What are job arrays?
A resource manager or scheduler that support job arrays typically exposes a task identifier to the job script as an environment variable. This is simply a number out of a range specified when the job is submitted.
For the resource managers and schedulers supported by atools, that would
be
PBS_ARRAYIDfor PBS torque,MOAB_JOBARRAYINDEXfor Adaptive's Moab,SGE_TASKIDfor SUN Grid Engine (SGE), andSLURM_ARRAY_TASK_IDfor Slurm workload manager.

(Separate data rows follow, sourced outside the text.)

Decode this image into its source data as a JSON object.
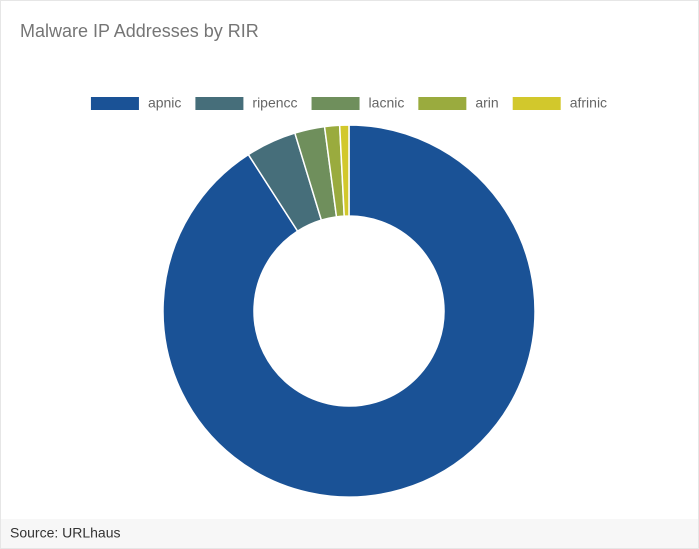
{
  "chart_data": {
    "type": "donut",
    "title": "Malware IP Addresses by RIR",
    "categories": [
      "apnic",
      "ripencc",
      "lacnic",
      "arin",
      "afrinic"
    ],
    "values": [
      90.9,
      4.4,
      2.6,
      1.3,
      0.8
    ],
    "colors": [
      "#1a5296",
      "#466e7a",
      "#6f8f5c",
      "#9aab3e",
      "#d2c82c"
    ],
    "legend": "top"
  },
  "source": "Source: URLhaus"
}
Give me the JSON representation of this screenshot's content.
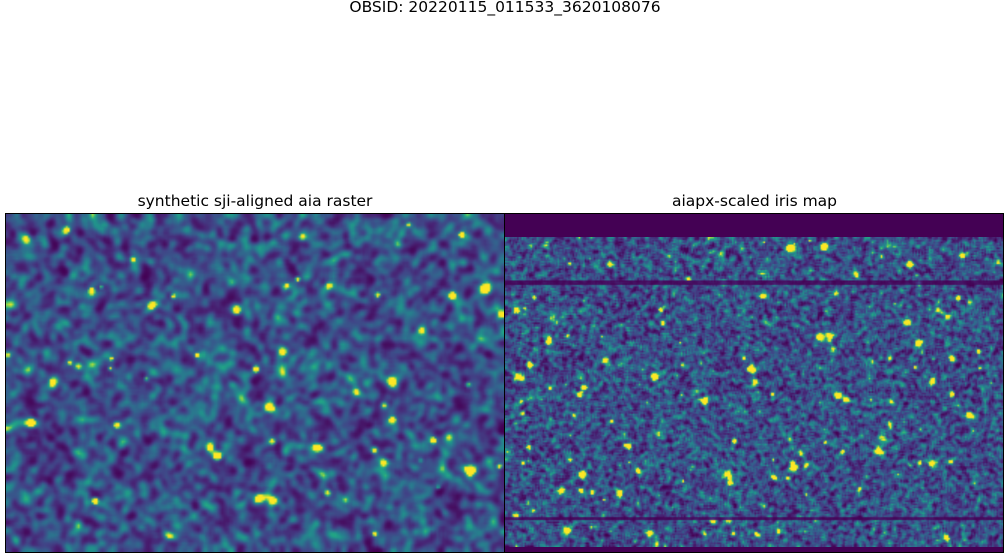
{
  "figure": {
    "suptitle": "OBSID: 20220115_011533_3620108076"
  },
  "panels": [
    {
      "title": "synthetic sji-aligned aia raster",
      "colormap": "viridis"
    },
    {
      "title": "aiapx-scaled iris map",
      "colormap": "viridis"
    }
  ],
  "colors": {
    "viridis_dark": "#440154",
    "viridis_mid": "#21918c",
    "viridis_bright": "#fde725"
  }
}
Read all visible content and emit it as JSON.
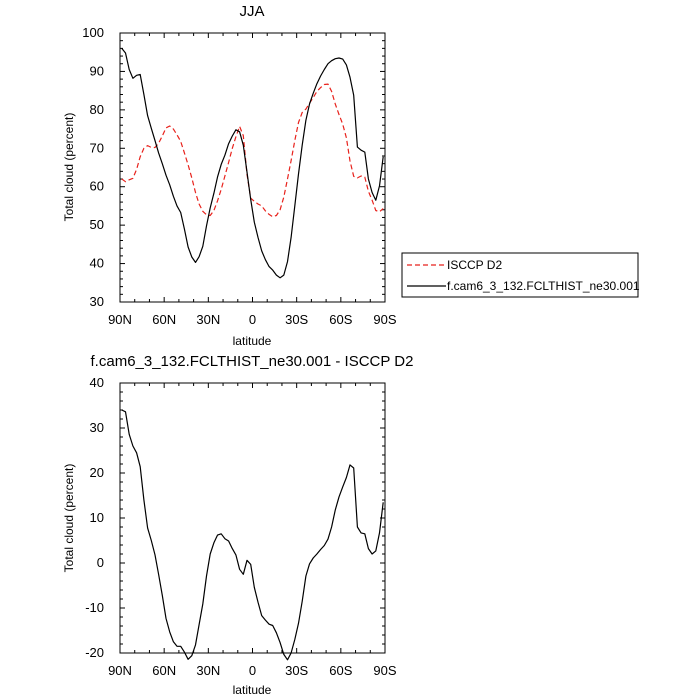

Typically, this task identifier is then use to determine, e.g., the specific input file for this task in the Slurm job script:
...
INPUT_FILE="input-${SLURM_ARRAY_TASK_ID}.csv"
...
Similarly, for a PBS Torque job script:
...
INPUT_FILE="input-${PBS_ARRAYID}.csv"
...
Submitting arrays jobs is quite simple. For each of the supported queue
systems and schedulers, one simply adds the -t <int-range> options to
the submission command, qsub for PBS torque, SUN grid engine, msub
for Moab and --array=<int-range> to sbatch for Slurm, e.g., for Slurm:
$ sbatch --array=1-250 jobscript.slurm
Similarly, for PBS torque:
$ qsub -t 1-250 jobscript.pbs
The submission command above would create a job array of 250 tasks, and
for each the SLURM_ARRAY_TASK_ID or the PBS_ARRAYID environment variable
would be assigned a unique value between 1 and 250, inclusive.
Although job arrays provide sufficient features for simple scenarios, it
quickly becomes a nuisance for more sophisticated problems, especially in
parameter exploration type computations. atools aims to eliminate as
much as possible of the boiler plate code you have to write over and over
again.